Help, I’m stuck in FIN_WAIT_2 and I can’t get out

FIN_WAIT_2 is the most misunderstood state in the TCP state machine. It’s blamed for causing servers to fail, wasting system resources, and at least 1 person has claimed that it is the cause of the worldwide IP address shortage. In reality, it’s an innocent bystander, completely at the mercy of its peer at the remote end of the network.

The TCP state machine is defined in RFC-793, see figure 1. It states that from an ESTABLISHED state the machine moves into FIN_WAIT_1 when it sends a TCP packet with a FIN flag, indicating that the local application is finished sending data, to its peer at the other end of the network. The peer's TCP stack should send a packet with the ACK flag, acknowledging the FIN. When the ACK is received the machine moves to FIN_WAIT_2. It then waits for the peer to send a packet with the FIN flag. There is no time limit for when the peer must send its FIN. The FIN will be sent when the remote application on the peer shuts down its side of the socket. So having a connection stuck in FIN_WAIT_2 is an indication of the remote application not closing the connection. This ties up socket resources and the local port. Ordinarily tying up the local port is not a problem but if the local application is a server listening on a well known port and the server is stopped then it will not be able to properly listen on its well known port when its restarted. This typically causes the server to abort execution, but even if the server continues to execute it will not function properly.

While this can be very inconvenient, it is within the specification of the TCP protocol. Never the less this is a very common complaint and all three of Stratus's operating systems address the issue.

In VOSTCP_OS, the issue is addressed in the suggestion OTP-326. Basically, this fix will time out and close a connection in FIN_WAIT_2 after tcpos_maxidle$ half seconds. (If you ask about the use of half seconds I'll have to write another article). The default value for the tcpos_maxidle$ external variable is 1200 (10 minutes). This suggestion was implemented in the following VOS releases:

12.2.1x12.3.1g13.2.1j

13.3.1g13.414

However, just having the appropriate VOS release is not enough. Because this is a change in behavior that not everyone may want the VOS engineers decided to require an extra step to activate the change. The external variable tcpos_timefinwait2$ must be set to 1. It must be set before the connection moves into FIN_WAIT_2, changing it after a connection is in FIN_WAIT_2 will have no effect on the connection. Its possible to change the value of tcpos_maxidle$ to reduce the time a connection can remain stuck in FIN_WAIT_2 but doing so will also effect the TCP keepalive timers and I don’t recommend it. You can display the value of tcpos_timefinwait2$ with the analyze_system display request, you can use the set_longword request to set the value to 1.

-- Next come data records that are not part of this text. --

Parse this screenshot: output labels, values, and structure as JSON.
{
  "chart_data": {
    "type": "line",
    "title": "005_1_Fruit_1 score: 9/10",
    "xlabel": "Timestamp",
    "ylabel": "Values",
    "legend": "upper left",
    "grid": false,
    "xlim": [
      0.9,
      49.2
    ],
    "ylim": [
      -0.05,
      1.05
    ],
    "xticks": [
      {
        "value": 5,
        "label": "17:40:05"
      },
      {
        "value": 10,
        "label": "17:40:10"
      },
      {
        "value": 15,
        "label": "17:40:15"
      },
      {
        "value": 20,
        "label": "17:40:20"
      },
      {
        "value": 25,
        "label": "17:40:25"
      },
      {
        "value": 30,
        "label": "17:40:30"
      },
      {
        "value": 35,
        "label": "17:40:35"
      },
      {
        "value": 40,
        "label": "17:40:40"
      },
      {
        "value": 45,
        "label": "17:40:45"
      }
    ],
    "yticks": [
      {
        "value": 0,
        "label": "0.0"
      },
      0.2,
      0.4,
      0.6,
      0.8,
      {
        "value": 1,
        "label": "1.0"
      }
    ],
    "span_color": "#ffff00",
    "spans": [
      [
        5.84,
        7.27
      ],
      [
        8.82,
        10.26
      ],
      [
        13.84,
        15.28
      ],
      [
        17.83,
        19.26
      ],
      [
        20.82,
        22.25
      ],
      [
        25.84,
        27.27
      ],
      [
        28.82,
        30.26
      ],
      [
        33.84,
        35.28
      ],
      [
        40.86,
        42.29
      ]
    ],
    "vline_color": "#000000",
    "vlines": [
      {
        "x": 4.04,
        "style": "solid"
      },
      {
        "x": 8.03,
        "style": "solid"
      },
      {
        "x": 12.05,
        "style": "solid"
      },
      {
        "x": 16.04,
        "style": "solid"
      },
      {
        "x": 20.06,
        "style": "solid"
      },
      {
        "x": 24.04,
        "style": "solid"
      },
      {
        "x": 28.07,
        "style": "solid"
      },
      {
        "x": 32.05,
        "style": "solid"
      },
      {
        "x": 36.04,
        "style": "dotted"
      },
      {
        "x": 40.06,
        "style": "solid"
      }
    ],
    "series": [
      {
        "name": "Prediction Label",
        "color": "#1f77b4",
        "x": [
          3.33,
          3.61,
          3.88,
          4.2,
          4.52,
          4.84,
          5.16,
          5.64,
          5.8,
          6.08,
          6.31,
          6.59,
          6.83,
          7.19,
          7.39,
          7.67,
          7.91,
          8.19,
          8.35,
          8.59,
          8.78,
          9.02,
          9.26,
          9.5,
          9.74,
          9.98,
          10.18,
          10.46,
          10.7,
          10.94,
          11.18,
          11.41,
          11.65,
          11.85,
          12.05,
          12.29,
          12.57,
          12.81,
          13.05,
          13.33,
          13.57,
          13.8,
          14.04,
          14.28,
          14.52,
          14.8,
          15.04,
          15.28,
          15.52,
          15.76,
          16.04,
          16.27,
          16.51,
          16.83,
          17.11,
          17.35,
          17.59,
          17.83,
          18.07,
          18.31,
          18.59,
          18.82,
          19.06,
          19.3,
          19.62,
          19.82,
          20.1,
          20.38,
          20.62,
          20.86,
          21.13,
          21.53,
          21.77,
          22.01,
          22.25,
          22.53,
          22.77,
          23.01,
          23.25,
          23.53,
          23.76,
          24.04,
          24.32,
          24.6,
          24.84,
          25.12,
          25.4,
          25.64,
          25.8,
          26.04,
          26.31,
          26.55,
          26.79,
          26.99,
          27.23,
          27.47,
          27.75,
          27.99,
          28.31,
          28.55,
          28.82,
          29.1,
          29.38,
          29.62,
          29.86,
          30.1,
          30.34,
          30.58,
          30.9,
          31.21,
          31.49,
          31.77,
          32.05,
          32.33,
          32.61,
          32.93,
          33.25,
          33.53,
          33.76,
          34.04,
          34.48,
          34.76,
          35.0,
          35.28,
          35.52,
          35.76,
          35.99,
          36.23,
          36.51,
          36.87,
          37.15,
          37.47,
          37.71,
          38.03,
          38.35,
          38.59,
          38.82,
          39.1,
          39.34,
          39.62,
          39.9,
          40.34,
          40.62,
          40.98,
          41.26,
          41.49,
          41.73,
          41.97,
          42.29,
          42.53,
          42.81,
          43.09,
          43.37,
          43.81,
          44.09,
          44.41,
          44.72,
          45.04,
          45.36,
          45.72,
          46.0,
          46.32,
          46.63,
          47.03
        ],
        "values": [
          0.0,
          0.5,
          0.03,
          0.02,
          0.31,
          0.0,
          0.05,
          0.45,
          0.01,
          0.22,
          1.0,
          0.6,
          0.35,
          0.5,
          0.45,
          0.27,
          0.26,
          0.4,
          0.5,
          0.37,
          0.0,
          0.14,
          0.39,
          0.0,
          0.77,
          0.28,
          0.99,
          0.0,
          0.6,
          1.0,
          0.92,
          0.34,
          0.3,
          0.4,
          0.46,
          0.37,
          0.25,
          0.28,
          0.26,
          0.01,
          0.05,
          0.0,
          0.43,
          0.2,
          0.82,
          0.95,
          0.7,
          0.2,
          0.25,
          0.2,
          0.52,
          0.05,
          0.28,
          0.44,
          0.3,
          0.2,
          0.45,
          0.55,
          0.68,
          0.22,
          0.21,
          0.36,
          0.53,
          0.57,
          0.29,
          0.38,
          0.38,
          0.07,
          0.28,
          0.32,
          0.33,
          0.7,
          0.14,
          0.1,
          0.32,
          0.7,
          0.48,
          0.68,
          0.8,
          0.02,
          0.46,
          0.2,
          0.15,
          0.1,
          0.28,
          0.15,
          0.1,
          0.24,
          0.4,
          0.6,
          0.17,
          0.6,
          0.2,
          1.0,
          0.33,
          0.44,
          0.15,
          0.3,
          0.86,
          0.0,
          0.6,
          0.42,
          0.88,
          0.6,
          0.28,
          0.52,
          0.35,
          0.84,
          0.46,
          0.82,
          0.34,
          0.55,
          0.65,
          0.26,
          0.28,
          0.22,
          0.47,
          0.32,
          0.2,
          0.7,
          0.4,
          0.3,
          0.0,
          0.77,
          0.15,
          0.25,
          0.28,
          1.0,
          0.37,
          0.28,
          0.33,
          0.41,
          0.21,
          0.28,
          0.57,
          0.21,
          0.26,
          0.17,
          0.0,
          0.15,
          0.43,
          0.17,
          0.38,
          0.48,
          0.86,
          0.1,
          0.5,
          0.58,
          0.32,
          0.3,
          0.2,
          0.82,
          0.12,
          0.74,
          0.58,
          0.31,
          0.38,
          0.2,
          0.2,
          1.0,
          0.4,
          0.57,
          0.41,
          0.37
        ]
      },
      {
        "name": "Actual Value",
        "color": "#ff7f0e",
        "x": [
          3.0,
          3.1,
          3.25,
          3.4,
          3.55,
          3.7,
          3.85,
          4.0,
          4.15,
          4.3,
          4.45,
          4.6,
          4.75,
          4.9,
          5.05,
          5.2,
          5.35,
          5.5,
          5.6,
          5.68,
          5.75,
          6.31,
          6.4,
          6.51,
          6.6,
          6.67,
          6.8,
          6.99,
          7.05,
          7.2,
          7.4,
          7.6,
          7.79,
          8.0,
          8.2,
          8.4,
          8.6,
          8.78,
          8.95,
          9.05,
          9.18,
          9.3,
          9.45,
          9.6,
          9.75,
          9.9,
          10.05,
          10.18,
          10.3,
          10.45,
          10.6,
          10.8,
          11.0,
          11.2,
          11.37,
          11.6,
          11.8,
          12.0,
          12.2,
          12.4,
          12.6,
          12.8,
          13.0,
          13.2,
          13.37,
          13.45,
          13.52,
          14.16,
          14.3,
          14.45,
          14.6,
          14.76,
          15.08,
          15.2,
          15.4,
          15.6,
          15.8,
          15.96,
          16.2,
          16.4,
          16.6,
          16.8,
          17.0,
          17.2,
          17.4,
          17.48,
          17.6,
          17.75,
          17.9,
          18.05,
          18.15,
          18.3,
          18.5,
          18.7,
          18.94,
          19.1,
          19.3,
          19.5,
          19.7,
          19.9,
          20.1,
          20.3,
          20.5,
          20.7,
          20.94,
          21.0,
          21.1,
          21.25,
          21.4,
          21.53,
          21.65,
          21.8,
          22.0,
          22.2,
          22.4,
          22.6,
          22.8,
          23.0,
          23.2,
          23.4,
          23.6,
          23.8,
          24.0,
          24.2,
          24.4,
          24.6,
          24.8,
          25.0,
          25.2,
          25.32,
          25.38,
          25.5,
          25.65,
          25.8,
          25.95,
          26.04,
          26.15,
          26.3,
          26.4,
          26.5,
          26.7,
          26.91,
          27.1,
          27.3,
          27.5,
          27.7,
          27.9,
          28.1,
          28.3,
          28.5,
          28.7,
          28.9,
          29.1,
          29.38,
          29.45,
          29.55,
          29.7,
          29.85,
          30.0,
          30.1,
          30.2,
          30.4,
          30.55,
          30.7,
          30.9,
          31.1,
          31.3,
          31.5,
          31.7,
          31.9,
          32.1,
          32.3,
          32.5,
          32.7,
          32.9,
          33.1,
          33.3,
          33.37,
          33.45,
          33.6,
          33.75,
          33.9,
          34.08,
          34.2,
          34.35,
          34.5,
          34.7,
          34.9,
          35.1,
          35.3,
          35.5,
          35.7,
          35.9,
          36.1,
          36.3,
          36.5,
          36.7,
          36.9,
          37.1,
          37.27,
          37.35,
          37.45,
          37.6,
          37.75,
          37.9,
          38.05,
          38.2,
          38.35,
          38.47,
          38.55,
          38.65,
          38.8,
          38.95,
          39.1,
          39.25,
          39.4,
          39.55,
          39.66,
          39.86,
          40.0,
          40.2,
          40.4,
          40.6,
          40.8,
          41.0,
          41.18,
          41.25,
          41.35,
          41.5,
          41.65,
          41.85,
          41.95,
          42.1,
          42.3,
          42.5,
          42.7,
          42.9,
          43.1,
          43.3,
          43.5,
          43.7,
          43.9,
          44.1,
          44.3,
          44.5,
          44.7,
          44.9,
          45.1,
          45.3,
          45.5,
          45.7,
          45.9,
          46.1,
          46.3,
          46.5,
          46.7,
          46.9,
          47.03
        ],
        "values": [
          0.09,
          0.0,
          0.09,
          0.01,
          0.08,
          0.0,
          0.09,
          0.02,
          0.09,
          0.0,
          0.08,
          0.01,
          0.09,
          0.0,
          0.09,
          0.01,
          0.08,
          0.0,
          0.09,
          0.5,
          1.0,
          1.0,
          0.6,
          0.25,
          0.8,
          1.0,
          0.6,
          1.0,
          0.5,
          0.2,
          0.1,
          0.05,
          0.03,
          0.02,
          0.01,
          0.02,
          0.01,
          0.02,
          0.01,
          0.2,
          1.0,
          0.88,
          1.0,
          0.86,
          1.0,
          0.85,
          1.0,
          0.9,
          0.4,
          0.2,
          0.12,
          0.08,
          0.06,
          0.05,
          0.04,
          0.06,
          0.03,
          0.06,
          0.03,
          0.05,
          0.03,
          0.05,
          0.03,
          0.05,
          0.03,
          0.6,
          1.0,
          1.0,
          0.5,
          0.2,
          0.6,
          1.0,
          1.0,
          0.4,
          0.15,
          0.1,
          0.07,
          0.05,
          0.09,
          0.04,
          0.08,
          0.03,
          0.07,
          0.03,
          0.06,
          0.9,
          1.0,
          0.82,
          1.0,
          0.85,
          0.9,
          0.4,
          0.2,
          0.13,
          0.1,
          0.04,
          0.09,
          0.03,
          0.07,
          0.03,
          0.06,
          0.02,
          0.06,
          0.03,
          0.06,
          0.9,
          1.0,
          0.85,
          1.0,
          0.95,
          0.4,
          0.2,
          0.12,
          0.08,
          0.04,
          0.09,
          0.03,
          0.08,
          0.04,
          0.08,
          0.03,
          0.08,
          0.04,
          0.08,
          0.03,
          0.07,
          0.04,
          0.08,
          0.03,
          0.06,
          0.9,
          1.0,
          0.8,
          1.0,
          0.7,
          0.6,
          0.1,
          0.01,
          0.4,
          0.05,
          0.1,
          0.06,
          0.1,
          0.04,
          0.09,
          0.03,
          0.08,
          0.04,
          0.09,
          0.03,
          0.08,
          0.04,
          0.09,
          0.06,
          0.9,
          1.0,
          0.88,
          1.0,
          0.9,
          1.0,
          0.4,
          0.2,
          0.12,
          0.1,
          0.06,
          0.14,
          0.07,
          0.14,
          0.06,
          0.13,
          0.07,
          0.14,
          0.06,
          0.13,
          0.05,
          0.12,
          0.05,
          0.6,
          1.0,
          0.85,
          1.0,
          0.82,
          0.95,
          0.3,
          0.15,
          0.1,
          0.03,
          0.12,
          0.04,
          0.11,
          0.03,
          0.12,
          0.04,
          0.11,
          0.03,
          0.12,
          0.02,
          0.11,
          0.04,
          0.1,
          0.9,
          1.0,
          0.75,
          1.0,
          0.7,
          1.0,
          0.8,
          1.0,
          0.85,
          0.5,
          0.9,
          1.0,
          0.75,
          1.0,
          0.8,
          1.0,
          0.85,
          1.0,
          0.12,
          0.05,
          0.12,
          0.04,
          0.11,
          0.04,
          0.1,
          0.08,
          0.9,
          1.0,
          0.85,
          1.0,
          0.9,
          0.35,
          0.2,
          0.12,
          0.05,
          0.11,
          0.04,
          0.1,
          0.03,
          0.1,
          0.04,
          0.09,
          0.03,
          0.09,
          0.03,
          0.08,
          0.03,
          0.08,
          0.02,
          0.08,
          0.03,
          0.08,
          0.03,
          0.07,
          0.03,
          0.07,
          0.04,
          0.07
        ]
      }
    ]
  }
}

as: display tcpos_timefinwait2$

E4E48988 0 00000000 |.... |

as: set_longword tcpos_timefinwait2$ 1

addr from to

E4E48988 00000000 00000001

as: display tcpos_timefinwait2$

E4E48988 0 00000001 |.... |

In VOS STCP there is an external variable named finwait2_timeout. This value corresponds to the maximum number of seconds that a connection can stay in the FIN_WAIT_2 state. Prior to VOS release 14.7 you needed to use the analyze_system requestsdisplay and set_longword to display and change this value

as: d finwait2_timeout

BEDAE000 0 00000000 |.... |

as: set_longword finwait2_timeout 78

addr from to

BEDAE000 00000000 00000078

as: d finwait2_timeout

BEDAE000 0 00000078 |...x |

as:

Starting in VOS 14.7.0 the analyze_system request list_stcp_params can be used to display the value and set_stcp_params can be used to change the value. Note that list_stcp_params interprets a value of 0 as off but set_stcp_params requires numeric values so to turn this feature off you must enter a 0.

as: list_stcp_params finwait2

timeout for FIN_WAIT_2 [0 (off) - 3600] (finwait2) 120

as: set_stcp_param finwait2 0

Changing timeout for FIN_WAIT_2 (finwait2)

from 120 to off

as: list_stcp_params finwait2

timeout for FIN_WAIT_2 [0 (off) - 3600] (finwait2) off

as:

One final note, changing this value WILL affect sockets that are already in the FIN_WAIT_2 state. Because of this I recommend that the setting be kept at off. If a problem with connections remaining in FIN_WAIT_2 state occurs you can clear the sockets by temporarily setting this value to a small number, then resetting it to 0. In addition you can investigate why the remote side is not correctly closing its end of the connection and take corrective action.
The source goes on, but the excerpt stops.